I'm at this conference and I love it, but I also worry. There are so many women. So many white woman. So many white middle class women. Conferences cost money, let me tell you. That's why I haven't attended many. I didn't shell out for an extra critique. I tell myself, not everyone can afford this, both the time and the expense. Surely, I think, surely those people can also be published.

And maybe they can. But networking is important, in every industry. I worry that it's not the consumer that is the problem, it's the old, familiar path to publishing. The money that buys the keys that gets you next to that agent or editor or in that life-changing workshop on craft that sends your writing in a new and thrilling trajectory. How do we close the gap? How do we make these resources accessible to all socioeconomic groups.

I don't know the answer, Reader, but I want us all to keep asking the question. And the follow up: HOW CAN I HELP? That's what I'll be thinking the rest of this weekend, and in the future.

True CONfessions

Poem written during NESCBWI 2014

In a Hotel

Normally I dislike public shaming
But I must protest you vigorously banging
My wall,
At all of 3:30 AM.
The headboard knock-knocked me straight out of my REM.
I awoke with the suddenness of a loud slap,
Which is just what I heard when I was wrenched from my nap.
Perhaps I should thank you for waking me up,
Except you've made it clear you don't give a--
Luckily this gives me time to prepare,
For my agent critique: say, rip out my hair,
Or reread the schedule.
Though instead I count the times
That you say, "Oh my God!"
(I'm at eight or nine.)
This is what happens when you book a room,
Across the street from the Con, I presume.
You clearly have different priorities
Than chatting up agents and eating free cheese.
I know I should just go back to bed,
But I can't get this stupid poem out of my head.
Perhaps I should thank you for waking my muse,
But given your volume that's hardly news.
And I'd much prefer getting some more beauty sleep,
Than crafting an ode to your bleepity-bleep.
So next time you want to jump bones on the bed,
Might I suggest the floor instead?

Tuesday, April 29, 2014

Interlude in Bed with Sleeping Cat

Hello, Reader. As I mentioned before, I feel compelled to blog again. Not only because I miss it, but because I'm going to a conference this weekend (NESCBWI) and it seems a smart thing to do professionally.

Platform...I think a lot about platform. Writers need them. A social media presence is expected. And yet wouldn't my time be better spent writing stories?

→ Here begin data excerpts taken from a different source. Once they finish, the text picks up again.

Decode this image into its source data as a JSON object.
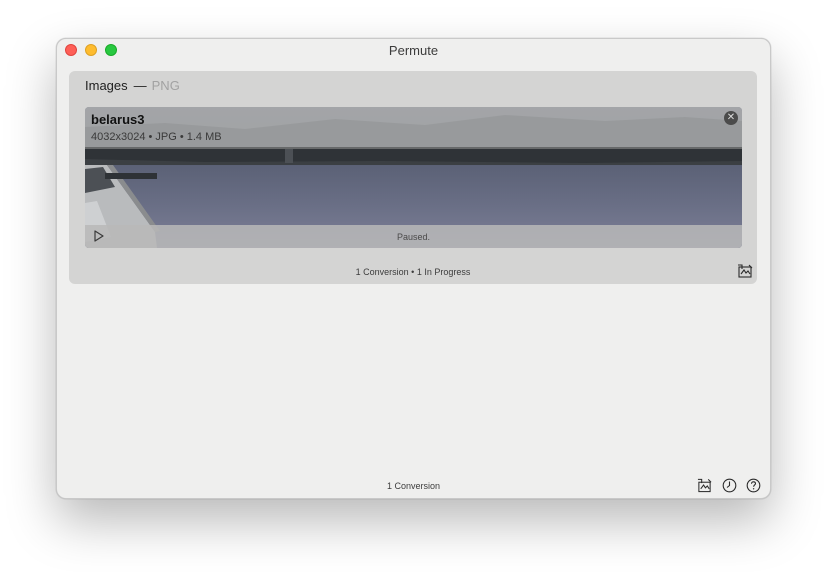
{
  "window": {
    "title": "Permute"
  },
  "group": {
    "title": "Images",
    "separator": "—",
    "format": "PNG",
    "footer": "1 Conversion • 1 In Progress"
  },
  "item": {
    "name": "belarus3",
    "meta": "4032x3024 • JPG • 1.4 MB",
    "status": "Paused."
  },
  "footer": {
    "status": "1 Conversion"
  },
  "icons": {
    "remove": "close-circle-icon",
    "play": "play-icon",
    "convert": "convert-icon",
    "history": "clock-icon",
    "help": "question-icon"
  },
  "colors": {
    "close": "#fe5f57",
    "minimize": "#febc2e",
    "maximize": "#28c840"
  }
}
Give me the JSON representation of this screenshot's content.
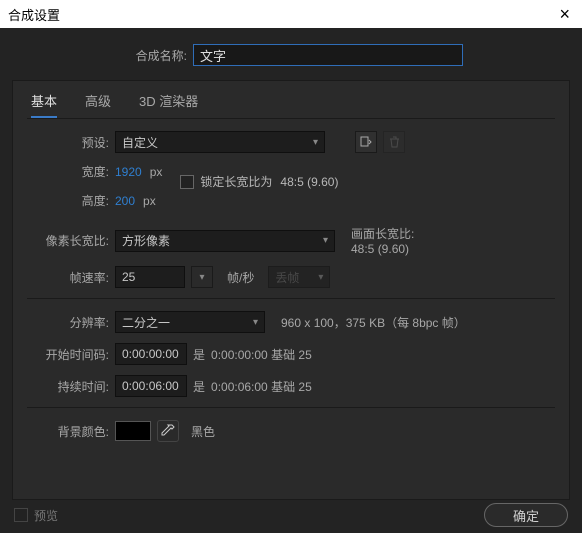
{
  "window": {
    "title": "合成设置"
  },
  "compName": {
    "label": "合成名称:",
    "value": "文字"
  },
  "tabs": {
    "basic": "基本",
    "advanced": "高级",
    "renderer": "3D 渲染器"
  },
  "preset": {
    "label": "预设:",
    "value": "自定义"
  },
  "width": {
    "label": "宽度:",
    "value": "1920",
    "unit": "px"
  },
  "height": {
    "label": "高度:",
    "value": "200",
    "unit": "px"
  },
  "lockAspect": {
    "label": "锁定长宽比为",
    "ratio": "48:5 (9.60)"
  },
  "pixelAspect": {
    "label": "像素长宽比:",
    "value": "方形像素"
  },
  "frameAspect": {
    "label": "画面长宽比:",
    "value": "48:5 (9.60)"
  },
  "frameRate": {
    "label": "帧速率:",
    "value": "25",
    "unit": "帧/秒",
    "dropLabel": "丢帧"
  },
  "resolution": {
    "label": "分辨率:",
    "value": "二分之一",
    "info": "960 x 100，375 KB（每 8bpc 帧）"
  },
  "startTC": {
    "label": "开始时间码:",
    "value": "0:00:00:00",
    "is": "是",
    "base": "0:00:00:00 基础 25"
  },
  "duration": {
    "label": "持续时间:",
    "value": "0:00:06:00",
    "is": "是",
    "base": "0:00:06:00 基础 25"
  },
  "bg": {
    "label": "背景颜色:",
    "name": "黑色",
    "hex": "#000000"
  },
  "footer": {
    "preview": "预览",
    "ok": "确定"
  }
}
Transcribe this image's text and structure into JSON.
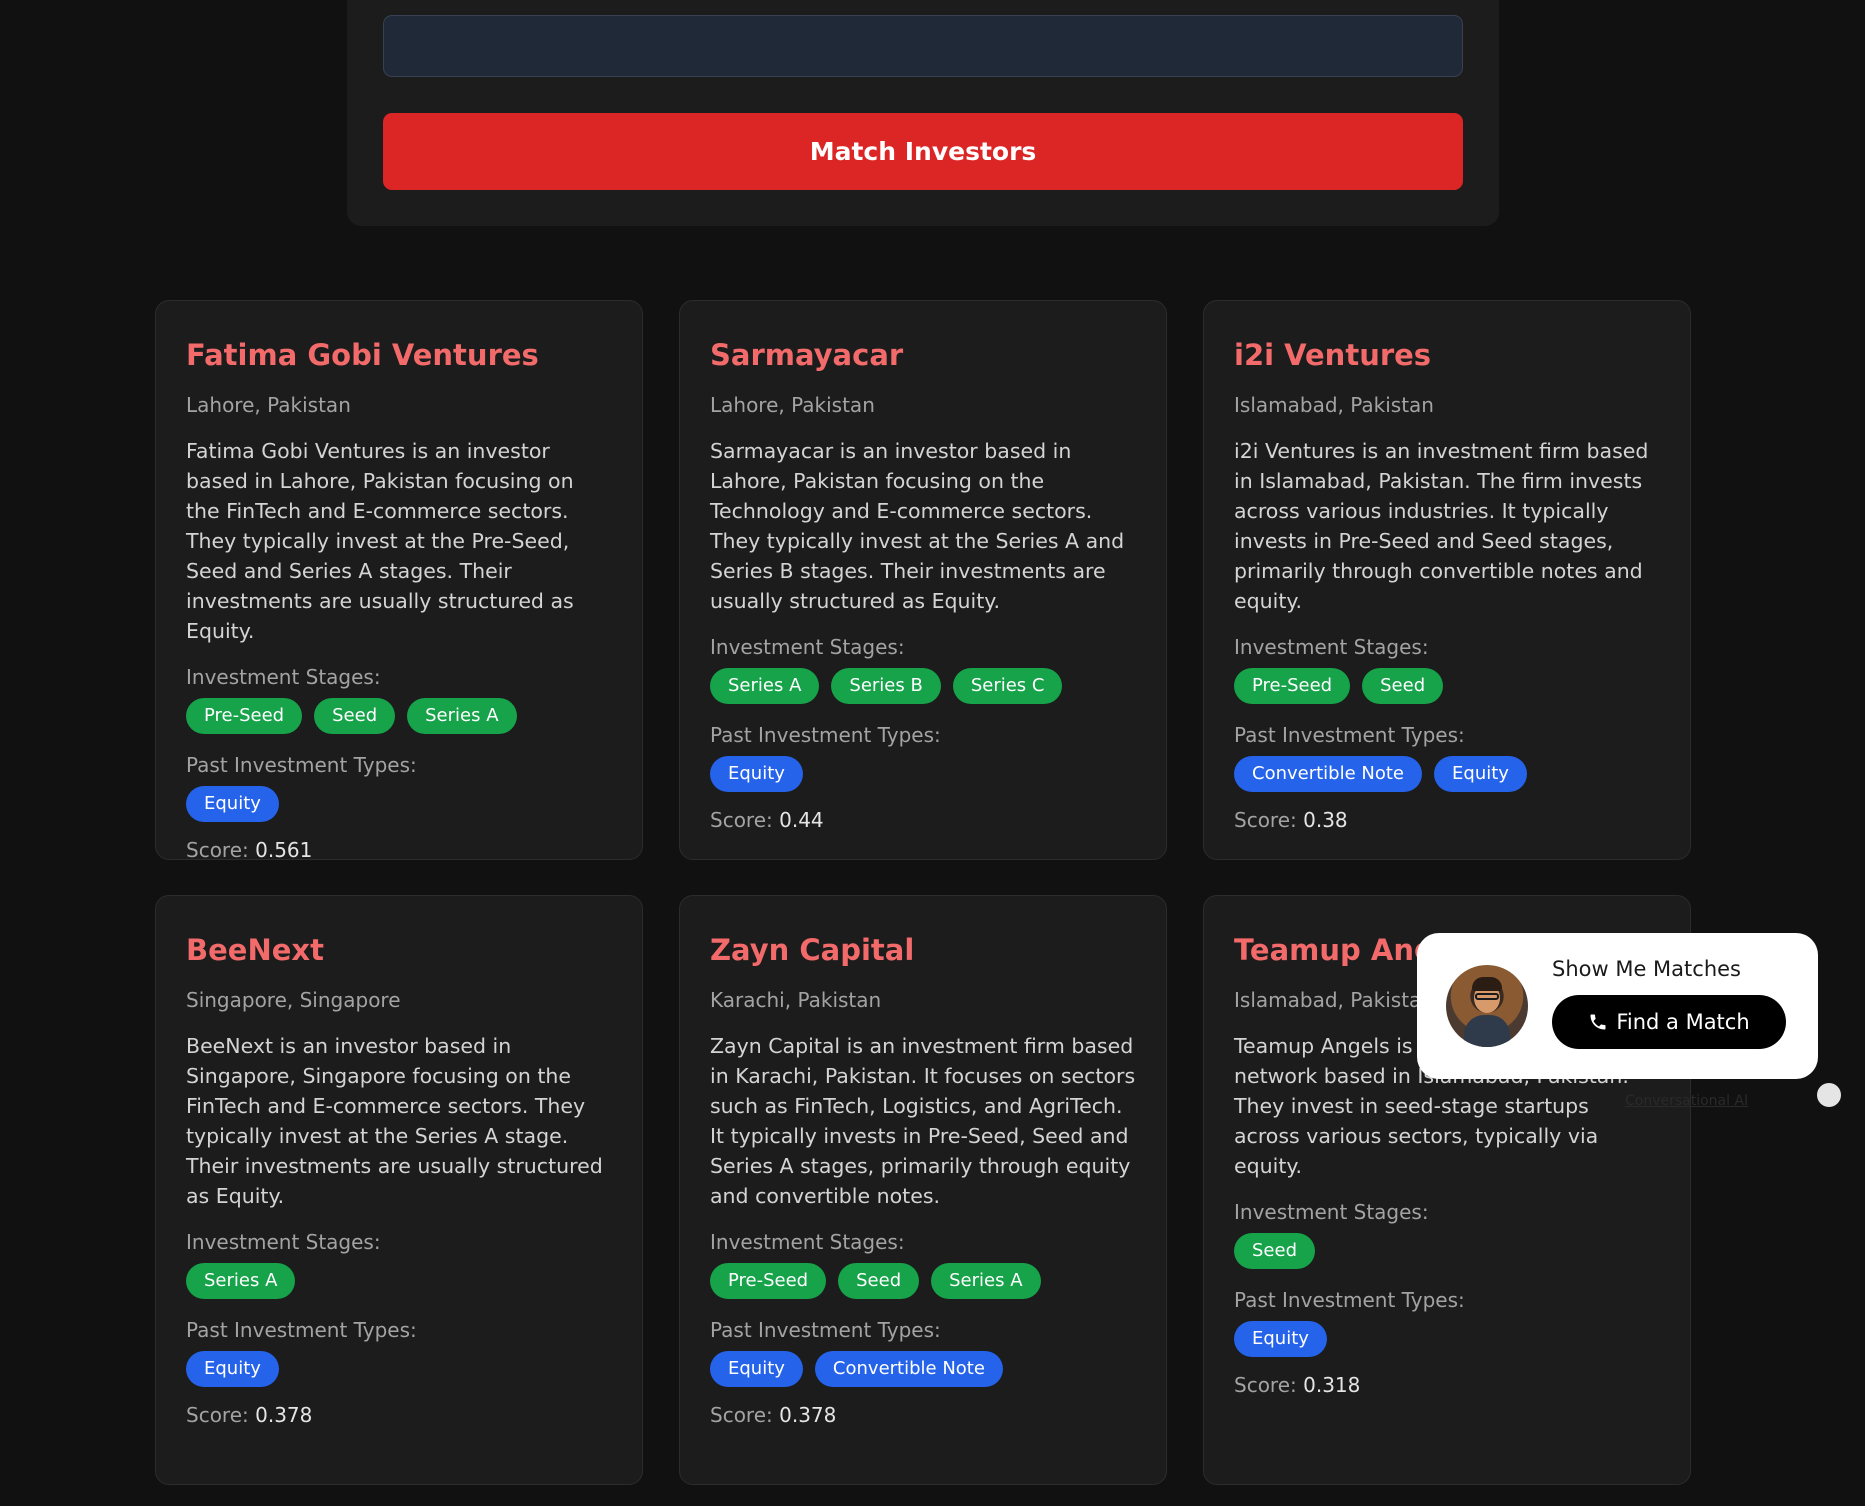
{
  "form": {
    "input_value": "",
    "match_button_label": "Match Investors"
  },
  "labels": {
    "stages": "Investment Stages:",
    "types": "Past Investment Types:",
    "score": "Score:"
  },
  "investors": [
    {
      "name": "Fatima Gobi Ventures",
      "location": "Lahore, Pakistan",
      "description": "Fatima Gobi Ventures is an investor based in Lahore, Pakistan focusing on the FinTech and E-commerce sectors. They typically invest at the Pre-Seed, Seed and Series A stages. Their investments are usually structured as Equity.",
      "stages": [
        "Pre-Seed",
        "Seed",
        "Series A"
      ],
      "types": [
        "Equity"
      ],
      "score": "0.561"
    },
    {
      "name": "Sarmayacar",
      "location": "Lahore, Pakistan",
      "description": "Sarmayacar is an investor based in Lahore, Pakistan focusing on the Technology and E-commerce sectors. They typically invest at the Series A and Series B stages. Their investments are usually structured as Equity.",
      "stages": [
        "Series A",
        "Series B",
        "Series C"
      ],
      "types": [
        "Equity"
      ],
      "score": "0.44"
    },
    {
      "name": "i2i Ventures",
      "location": "Islamabad, Pakistan",
      "description": "i2i Ventures is an investment firm based in Islamabad, Pakistan. The firm invests across various industries. It typically invests in Pre-Seed and Seed stages, primarily through convertible notes and equity.",
      "stages": [
        "Pre-Seed",
        "Seed"
      ],
      "types": [
        "Convertible Note",
        "Equity"
      ],
      "score": "0.38"
    },
    {
      "name": "BeeNext",
      "location": "Singapore, Singapore",
      "description": "BeeNext is an investor based in Singapore, Singapore focusing on the FinTech and E-commerce sectors. They typically invest at the Series A stage. Their investments are usually structured as Equity.",
      "stages": [
        "Series A"
      ],
      "types": [
        "Equity"
      ],
      "score": "0.378"
    },
    {
      "name": "Zayn Capital",
      "location": "Karachi, Pakistan",
      "description": "Zayn Capital is an investment firm based in Karachi, Pakistan. It focuses on sectors such as FinTech, Logistics, and AgriTech. It typically invests in Pre-Seed, Seed and Series A stages, primarily through equity and convertible notes.",
      "stages": [
        "Pre-Seed",
        "Seed",
        "Series A"
      ],
      "types": [
        "Equity",
        "Convertible Note"
      ],
      "score": "0.378"
    },
    {
      "name": "Teamup Angels",
      "location": "Islamabad, Pakistan",
      "description": "Teamup Angels is an angel investor network based in Islamabad, Pakistan. They invest in seed-stage startups across various sectors, typically via equity.",
      "stages": [
        "Seed"
      ],
      "types": [
        "Equity"
      ],
      "score": "0.318"
    }
  ],
  "widget": {
    "title": "Show Me Matches",
    "button_label": "Find a Match",
    "powered_by": "Conversational AI",
    "icon": "phone-icon",
    "avatar": "avatar"
  },
  "colors": {
    "accent_red": "#dc2626",
    "title_red": "#f26a6a",
    "stage_green": "#16a34a",
    "type_blue": "#2563eb"
  }
}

I'm not sure what I should be blogging about. I should probably cast the blog aside for Tumblr. I wonder what Mochi thinks. She is the rescue cat we adopted about a month ago. It's very nice to type in bed on a laptop with a cat curled up at my feet.

What an indecisive blog post this has turned out to be. I simply wonder: does a unpublished writer's blog serve a purpose? Does it build an audience? Or does it only work if I blog about food or cute animals or something? I wonder. I am curious.

Mochi doesn't seem interested in this conversation. She just wants me to never move my leg because it's propping her up perfectly and also she would like me to occasionally scratch her head.

I'm off to scratch her head now, Reader.